Critique de Tootpadu

Stanley Kubrick ne compte pas parmi nos réalisateurs de chevet, auxquels nous vouons un culte inconditionnel, comme cela peut être le cas pour John Ford, Jean Renoir et Alfred Hitchcock. Il maîtrise certes à la perfection les dispositifs de l’expression cinématographique, mais derrière cette bravoure formelle, c’est la mécanique du cerveau qui se fait ressentir et pratiquement jamais le battement du cœur. Le cinéma selon Stanley Kubrick dissèque sans merci les failles de notre civilisation, voire de notre nature humaine, et il le fait avec un sang froid qui nous met plus mal à l’aise qu’il nous enthousiasme. Ce dernier film d’une illustre filmographie, qui avait largement privilégié la qualité à la quantité, mène cette réflexion nihiliste à son comble, par le biais d’un conte moral qui est l’ultime chef-d’œuvre de son créateur.
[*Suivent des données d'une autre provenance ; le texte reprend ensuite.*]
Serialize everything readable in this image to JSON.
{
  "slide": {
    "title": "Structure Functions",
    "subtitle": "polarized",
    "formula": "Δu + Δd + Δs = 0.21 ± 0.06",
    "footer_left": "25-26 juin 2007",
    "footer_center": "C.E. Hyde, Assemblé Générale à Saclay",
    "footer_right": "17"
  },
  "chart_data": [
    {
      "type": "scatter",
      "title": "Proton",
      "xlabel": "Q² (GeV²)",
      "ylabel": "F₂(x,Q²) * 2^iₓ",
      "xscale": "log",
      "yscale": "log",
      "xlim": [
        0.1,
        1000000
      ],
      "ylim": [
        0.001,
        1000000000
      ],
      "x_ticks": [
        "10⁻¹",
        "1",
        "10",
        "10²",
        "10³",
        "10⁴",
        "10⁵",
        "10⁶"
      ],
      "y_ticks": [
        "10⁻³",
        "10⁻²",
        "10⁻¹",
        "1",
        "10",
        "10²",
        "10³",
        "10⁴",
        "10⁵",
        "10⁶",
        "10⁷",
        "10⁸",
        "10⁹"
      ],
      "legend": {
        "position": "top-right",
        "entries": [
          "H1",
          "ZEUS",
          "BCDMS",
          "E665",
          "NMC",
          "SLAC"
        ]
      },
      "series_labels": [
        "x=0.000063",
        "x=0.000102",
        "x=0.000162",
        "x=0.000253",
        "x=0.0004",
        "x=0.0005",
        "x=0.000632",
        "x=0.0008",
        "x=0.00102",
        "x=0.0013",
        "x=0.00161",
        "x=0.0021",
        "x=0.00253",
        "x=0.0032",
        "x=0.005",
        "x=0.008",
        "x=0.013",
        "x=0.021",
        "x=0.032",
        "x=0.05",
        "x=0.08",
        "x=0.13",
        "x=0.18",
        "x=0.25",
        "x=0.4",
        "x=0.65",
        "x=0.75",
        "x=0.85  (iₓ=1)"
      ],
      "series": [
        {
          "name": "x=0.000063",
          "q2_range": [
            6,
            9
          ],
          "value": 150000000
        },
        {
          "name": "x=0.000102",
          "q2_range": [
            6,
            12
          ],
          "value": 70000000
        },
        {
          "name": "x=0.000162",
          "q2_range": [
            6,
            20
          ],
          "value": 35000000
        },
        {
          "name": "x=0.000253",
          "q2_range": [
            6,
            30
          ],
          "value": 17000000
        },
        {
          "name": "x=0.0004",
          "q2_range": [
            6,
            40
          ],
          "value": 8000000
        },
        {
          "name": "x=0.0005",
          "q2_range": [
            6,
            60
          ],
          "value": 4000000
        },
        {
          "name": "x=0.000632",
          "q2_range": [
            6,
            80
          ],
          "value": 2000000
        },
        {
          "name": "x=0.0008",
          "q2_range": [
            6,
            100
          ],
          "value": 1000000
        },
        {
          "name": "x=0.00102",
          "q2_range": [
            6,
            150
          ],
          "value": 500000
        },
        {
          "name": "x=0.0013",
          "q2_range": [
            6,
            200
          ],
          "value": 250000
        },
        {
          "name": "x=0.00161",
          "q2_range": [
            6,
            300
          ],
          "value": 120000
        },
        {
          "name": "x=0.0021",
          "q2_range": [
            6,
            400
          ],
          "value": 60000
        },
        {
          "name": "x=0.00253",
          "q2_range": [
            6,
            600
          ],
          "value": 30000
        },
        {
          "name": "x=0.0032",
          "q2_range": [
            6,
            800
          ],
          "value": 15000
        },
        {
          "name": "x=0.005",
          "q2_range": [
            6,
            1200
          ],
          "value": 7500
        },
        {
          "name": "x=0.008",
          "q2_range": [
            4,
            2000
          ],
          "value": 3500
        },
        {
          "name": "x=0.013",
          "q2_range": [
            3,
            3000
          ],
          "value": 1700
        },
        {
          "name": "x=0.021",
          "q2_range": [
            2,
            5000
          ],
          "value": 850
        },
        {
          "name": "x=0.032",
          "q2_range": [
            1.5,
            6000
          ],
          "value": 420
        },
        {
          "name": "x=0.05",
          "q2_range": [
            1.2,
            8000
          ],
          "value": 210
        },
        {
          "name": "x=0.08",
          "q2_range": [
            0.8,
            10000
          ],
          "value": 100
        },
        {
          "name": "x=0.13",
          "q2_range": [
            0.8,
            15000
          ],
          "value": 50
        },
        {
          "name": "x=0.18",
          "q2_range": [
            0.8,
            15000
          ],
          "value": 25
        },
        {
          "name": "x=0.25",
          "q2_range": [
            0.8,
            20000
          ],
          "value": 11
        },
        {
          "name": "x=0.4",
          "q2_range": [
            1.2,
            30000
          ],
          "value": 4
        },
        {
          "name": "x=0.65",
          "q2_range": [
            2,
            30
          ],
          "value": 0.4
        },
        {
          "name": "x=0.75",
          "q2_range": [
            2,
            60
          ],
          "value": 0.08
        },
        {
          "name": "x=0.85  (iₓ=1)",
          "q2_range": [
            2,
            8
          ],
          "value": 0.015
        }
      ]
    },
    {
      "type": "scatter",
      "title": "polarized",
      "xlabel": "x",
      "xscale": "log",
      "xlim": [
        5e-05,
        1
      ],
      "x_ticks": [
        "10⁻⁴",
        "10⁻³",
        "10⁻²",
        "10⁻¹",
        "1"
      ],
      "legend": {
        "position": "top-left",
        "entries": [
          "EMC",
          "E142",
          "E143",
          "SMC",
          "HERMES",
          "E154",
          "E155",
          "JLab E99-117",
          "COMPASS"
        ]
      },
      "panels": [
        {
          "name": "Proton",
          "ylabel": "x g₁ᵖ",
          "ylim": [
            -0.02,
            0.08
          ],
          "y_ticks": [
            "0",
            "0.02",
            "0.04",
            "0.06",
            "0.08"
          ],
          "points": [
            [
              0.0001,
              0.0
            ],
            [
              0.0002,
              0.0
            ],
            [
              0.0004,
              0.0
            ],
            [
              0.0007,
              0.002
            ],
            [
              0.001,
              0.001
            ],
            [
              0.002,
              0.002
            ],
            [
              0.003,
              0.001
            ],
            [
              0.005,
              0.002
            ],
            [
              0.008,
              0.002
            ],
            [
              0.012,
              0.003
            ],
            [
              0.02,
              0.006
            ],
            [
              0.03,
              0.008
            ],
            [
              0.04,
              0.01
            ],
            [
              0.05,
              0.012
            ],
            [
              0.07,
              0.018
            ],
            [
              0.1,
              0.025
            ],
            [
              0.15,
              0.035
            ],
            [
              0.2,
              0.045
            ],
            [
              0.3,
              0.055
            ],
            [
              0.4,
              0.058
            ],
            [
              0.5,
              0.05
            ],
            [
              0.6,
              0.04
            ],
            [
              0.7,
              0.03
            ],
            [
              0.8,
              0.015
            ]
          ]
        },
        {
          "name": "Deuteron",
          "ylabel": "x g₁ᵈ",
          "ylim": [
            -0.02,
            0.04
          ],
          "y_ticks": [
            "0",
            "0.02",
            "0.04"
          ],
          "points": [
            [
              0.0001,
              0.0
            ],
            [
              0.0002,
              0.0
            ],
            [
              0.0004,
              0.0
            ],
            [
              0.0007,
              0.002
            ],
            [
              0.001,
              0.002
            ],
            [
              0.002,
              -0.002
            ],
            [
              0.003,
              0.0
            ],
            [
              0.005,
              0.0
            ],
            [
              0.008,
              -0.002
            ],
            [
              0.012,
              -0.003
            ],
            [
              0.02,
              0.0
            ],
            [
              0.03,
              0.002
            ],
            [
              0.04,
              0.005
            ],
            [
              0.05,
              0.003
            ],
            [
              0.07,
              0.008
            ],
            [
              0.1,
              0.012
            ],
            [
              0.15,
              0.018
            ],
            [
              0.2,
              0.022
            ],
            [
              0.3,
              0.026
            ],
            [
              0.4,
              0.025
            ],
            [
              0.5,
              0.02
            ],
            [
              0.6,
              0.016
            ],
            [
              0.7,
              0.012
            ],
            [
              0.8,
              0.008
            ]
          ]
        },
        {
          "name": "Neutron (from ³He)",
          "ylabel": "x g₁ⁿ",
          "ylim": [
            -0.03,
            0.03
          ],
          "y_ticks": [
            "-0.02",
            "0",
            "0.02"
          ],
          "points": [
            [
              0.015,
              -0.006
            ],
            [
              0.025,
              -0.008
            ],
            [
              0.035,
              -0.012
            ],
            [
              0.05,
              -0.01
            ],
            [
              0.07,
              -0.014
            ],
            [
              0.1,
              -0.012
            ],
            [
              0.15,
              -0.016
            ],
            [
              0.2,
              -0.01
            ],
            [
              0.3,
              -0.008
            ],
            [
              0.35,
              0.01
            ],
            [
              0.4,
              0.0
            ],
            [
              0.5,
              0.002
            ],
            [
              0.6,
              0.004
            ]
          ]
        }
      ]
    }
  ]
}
Eyes wide shut a beau ne pas avoir été tourné aux Etats-Unis, c’est un règlement de compte féroce avec l’hypocrisie et l’artifice américains en général, et la pudibonderie de ses valeurs morales en particulier. Peu de temps avant que Lars von Trier n’allait s’attaquer directement aux pieds d’argile du colosse américain, Kubrick nous montre déjà d’une façon hautement perspicace à quel point cette culture si bien pensante court à sa perte, dès qu’elle doit affronter ses propres fantasmes. Le cheminement du protagoniste, qui s’engouffre dans un abîme après l’autre au fil d’un récit, qui paraît comme un long cauchemar sans fin tant les rares séquences de jour n’ont aucune emprise sur le ton suffocant de l’ensemble, aboutit dans le meilleur des cas à la certitude que seule la franchise absolue pourra encore sauver son couple, en très mauvaise posture.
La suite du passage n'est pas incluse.